The Compensation Committee assists the Board in Group management remuneration matters and receives information and prepares the Board’s and the AGM’s decisions on matters relating to the principles of remuneration, remunerations and other terms of employment of Group management. The objective of the Committee in determining compensation for Group management is to provide a compensation package that is based on market conditions, is competitive and takes into account the scope and responsibilities associated with the position, as well as the skills, experience and performance of the individual. The Committee’s tasks also include monitoring and evaluating programmes for variable remuneration, the application of the Policy on Remuneration as well as the current remuneration structures and levels in the Company. The Compensation Committee may request advice and assistance of external reward consultants.
The members of the Compensation Committee are Grace Reksten Skaugen, Chair of the Committee, C. Ashley Heppenstall and William Lundin.

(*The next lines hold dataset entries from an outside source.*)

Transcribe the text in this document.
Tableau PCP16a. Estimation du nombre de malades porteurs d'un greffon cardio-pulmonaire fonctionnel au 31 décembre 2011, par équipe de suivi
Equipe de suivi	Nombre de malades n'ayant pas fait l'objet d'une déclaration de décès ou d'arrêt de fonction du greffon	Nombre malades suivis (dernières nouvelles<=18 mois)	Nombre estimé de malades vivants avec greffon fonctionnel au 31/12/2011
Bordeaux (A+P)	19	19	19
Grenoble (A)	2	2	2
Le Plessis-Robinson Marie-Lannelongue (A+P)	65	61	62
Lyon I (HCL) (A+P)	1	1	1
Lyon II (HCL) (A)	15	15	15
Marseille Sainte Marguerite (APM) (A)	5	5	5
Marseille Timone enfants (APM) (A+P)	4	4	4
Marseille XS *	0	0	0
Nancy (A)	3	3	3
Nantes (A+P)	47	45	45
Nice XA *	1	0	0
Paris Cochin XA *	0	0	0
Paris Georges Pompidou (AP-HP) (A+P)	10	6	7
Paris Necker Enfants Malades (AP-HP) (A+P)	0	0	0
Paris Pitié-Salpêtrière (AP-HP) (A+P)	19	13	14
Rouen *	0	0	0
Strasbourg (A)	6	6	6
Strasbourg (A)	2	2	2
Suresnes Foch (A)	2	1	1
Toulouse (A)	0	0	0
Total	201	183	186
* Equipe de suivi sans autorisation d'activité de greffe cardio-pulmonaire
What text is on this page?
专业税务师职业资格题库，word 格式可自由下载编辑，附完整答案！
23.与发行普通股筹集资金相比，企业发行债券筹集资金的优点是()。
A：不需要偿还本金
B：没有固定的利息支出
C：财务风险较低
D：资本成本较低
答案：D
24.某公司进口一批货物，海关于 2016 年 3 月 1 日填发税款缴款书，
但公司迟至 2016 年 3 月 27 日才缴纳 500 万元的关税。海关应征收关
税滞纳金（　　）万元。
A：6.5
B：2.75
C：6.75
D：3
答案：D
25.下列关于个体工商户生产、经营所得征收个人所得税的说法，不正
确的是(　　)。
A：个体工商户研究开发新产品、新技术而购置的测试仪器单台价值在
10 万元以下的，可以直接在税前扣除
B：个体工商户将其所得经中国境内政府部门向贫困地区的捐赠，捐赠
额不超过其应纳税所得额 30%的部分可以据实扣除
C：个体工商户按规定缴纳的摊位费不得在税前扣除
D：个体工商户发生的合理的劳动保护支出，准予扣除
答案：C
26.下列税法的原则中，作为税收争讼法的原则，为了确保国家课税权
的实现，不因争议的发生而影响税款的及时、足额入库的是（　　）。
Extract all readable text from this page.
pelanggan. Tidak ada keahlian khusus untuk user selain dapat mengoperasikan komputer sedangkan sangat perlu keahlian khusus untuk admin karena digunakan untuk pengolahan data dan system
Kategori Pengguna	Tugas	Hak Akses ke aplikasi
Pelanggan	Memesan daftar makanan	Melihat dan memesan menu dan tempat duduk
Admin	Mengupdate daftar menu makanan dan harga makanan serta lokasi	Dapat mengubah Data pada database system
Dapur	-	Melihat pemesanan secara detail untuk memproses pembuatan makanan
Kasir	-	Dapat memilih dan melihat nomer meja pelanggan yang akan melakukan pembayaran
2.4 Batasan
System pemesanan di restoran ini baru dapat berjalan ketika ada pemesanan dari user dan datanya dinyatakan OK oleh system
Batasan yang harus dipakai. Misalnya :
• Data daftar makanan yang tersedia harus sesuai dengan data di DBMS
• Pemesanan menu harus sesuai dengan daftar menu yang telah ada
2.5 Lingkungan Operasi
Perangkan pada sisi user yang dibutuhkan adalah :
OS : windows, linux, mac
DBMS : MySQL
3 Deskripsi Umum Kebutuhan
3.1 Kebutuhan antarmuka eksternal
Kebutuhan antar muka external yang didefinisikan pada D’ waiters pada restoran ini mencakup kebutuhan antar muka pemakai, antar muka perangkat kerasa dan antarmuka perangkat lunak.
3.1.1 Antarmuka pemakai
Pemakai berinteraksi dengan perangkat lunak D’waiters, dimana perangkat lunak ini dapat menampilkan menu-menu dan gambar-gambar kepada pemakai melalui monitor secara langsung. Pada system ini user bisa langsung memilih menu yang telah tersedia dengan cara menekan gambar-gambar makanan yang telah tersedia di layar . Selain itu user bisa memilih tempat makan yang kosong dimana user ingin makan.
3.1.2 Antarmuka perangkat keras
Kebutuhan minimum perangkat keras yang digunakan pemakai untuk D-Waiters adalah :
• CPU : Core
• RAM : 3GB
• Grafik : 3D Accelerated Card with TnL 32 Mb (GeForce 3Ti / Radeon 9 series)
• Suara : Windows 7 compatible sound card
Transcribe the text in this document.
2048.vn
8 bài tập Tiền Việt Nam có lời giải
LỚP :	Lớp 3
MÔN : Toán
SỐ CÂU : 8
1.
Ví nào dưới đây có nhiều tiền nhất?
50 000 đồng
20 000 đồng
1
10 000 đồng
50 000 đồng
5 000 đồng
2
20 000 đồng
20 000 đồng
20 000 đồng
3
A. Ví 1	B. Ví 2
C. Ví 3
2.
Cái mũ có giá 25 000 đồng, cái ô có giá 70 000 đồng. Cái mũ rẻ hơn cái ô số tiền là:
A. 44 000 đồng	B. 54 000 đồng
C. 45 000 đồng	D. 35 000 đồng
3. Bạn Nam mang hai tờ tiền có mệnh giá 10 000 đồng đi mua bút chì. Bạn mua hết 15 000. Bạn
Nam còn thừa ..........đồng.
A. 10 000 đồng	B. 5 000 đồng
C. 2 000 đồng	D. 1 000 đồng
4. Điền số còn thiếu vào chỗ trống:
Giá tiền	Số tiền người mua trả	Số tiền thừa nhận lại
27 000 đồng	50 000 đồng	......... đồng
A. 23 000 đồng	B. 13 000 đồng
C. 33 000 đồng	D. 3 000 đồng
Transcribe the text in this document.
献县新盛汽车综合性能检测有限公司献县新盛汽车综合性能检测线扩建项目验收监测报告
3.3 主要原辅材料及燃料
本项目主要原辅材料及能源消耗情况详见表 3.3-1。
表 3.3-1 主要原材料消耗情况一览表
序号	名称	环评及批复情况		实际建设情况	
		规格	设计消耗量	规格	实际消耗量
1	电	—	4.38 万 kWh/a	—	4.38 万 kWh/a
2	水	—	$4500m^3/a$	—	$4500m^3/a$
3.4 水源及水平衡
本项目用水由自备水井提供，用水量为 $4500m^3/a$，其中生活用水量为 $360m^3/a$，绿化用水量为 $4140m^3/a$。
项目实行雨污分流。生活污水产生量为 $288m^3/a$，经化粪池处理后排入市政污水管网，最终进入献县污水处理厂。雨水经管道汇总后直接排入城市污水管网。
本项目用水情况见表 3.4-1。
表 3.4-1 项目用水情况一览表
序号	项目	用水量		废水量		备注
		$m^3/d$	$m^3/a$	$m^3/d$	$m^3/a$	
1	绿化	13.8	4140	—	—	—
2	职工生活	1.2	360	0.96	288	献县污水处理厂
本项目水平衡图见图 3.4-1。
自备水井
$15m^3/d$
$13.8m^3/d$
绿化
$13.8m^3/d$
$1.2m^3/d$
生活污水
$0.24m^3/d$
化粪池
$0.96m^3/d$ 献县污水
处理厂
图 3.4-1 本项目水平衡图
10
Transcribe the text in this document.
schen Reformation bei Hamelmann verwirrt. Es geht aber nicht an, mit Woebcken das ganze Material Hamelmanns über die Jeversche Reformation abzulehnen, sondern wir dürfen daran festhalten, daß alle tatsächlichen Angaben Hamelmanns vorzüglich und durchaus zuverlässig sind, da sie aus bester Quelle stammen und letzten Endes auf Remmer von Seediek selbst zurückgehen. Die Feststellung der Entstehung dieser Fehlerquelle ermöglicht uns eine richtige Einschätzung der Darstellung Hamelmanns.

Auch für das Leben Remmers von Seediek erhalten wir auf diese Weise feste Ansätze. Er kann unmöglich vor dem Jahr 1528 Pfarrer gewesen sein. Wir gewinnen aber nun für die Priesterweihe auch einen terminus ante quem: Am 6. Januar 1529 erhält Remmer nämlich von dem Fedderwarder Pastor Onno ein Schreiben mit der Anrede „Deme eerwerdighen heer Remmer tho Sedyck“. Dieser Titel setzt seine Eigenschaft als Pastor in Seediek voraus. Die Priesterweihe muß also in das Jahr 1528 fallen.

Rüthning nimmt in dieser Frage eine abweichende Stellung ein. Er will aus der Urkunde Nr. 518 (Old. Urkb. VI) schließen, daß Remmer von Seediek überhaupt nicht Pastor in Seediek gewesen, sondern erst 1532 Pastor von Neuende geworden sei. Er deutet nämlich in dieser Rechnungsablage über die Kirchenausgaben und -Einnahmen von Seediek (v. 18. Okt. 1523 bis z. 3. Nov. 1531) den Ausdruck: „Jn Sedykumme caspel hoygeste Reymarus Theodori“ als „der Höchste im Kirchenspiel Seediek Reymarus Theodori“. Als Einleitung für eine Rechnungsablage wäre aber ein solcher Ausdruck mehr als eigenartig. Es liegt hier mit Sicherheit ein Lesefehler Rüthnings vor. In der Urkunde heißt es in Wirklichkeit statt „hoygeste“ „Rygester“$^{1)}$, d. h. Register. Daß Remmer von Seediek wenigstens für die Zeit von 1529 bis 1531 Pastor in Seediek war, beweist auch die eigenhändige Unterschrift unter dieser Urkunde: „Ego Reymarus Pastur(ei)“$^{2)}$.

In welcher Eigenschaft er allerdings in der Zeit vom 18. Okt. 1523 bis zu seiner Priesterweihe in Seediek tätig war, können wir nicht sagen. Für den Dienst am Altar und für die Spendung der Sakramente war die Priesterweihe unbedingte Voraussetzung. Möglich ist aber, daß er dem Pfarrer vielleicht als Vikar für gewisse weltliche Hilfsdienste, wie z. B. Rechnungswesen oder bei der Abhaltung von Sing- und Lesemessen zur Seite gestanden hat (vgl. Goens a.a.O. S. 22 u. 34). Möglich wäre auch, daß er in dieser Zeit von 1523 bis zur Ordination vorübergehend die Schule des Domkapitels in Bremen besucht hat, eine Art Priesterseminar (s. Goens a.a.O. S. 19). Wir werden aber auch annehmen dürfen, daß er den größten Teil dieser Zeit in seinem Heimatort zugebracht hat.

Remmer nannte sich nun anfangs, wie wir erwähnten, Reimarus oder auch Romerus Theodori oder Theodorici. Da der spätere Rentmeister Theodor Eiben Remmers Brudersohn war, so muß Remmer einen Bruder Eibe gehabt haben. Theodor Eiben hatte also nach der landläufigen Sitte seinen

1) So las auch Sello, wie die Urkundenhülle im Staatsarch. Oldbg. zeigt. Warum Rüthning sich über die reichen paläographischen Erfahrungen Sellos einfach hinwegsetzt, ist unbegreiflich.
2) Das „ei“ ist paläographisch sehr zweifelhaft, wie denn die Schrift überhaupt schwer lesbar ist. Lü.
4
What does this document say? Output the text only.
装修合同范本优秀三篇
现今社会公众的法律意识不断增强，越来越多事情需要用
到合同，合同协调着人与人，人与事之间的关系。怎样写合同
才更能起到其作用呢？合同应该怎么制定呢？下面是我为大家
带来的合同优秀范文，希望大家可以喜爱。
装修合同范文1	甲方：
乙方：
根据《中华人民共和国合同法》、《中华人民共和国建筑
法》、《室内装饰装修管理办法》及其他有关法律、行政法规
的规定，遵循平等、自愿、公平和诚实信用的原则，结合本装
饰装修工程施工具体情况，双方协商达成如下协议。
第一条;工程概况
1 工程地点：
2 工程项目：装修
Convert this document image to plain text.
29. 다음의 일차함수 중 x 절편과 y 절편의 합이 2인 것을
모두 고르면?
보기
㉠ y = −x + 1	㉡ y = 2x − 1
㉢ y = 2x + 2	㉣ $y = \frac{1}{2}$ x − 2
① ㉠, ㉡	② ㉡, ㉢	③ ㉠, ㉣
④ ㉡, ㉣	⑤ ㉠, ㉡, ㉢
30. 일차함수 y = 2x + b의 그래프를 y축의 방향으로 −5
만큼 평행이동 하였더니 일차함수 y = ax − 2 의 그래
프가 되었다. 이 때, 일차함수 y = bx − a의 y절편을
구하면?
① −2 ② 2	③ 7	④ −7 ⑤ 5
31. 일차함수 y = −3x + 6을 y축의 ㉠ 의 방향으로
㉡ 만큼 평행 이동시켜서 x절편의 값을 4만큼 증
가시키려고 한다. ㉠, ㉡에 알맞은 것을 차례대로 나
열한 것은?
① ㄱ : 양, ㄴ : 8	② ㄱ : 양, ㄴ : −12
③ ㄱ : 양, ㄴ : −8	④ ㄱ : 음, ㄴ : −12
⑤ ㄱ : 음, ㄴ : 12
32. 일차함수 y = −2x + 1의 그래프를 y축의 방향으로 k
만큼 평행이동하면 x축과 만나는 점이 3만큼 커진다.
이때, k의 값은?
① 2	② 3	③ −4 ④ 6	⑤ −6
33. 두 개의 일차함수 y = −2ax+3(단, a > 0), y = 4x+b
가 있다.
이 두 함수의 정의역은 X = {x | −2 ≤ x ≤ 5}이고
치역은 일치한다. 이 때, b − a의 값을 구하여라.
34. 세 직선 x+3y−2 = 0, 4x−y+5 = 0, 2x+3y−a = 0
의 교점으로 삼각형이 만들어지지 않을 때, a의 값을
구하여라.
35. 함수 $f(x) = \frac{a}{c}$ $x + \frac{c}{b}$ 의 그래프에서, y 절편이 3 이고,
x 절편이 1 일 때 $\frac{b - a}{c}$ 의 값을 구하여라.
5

The Audit Committee assists the Board in ensuring that the Company’s financial reports are prepared in accordance with International Financial Reporting Standards (IFRS), the Swedish Annual Accounts Act and accounting practices applicable to a company incorporated in Sweden and listed on Nasdaq Stockholm. The Audit Committee supervises the Company’s financial reporting and gives recommendations and proposals to ensure the reliability of the reporting. The Committee also supervises the efficiency of the Company’s financial internal controls, internal audit and risk management in relation to the financial reporting and provides support to the Board in the decision making processes regarding such matters. The Committee monitors the audit of the Company’s financial reports and also reports thereon to the Board. In addition, the Committee is empowered by the Committee’s terms of reference to make decisions on certain issues delegated to it, such as review and approval of the Company’s first and third quarter reports on behalf of the Board. The Audit Committee also regularly liaises with the Group’s statutory auditor as part of the annual audit process and reviews the audit fees and the auditor’s independence and impartiality. The Audit Committee further assists the Company’s Nomination Committee in the preparation of proposals for the election of the statutory auditor at the AGM.
The members of the Audit Committee are C. Ashley Heppenstall, Chair of the Committee, Jakob Thomasen and Peggy Bruzelius.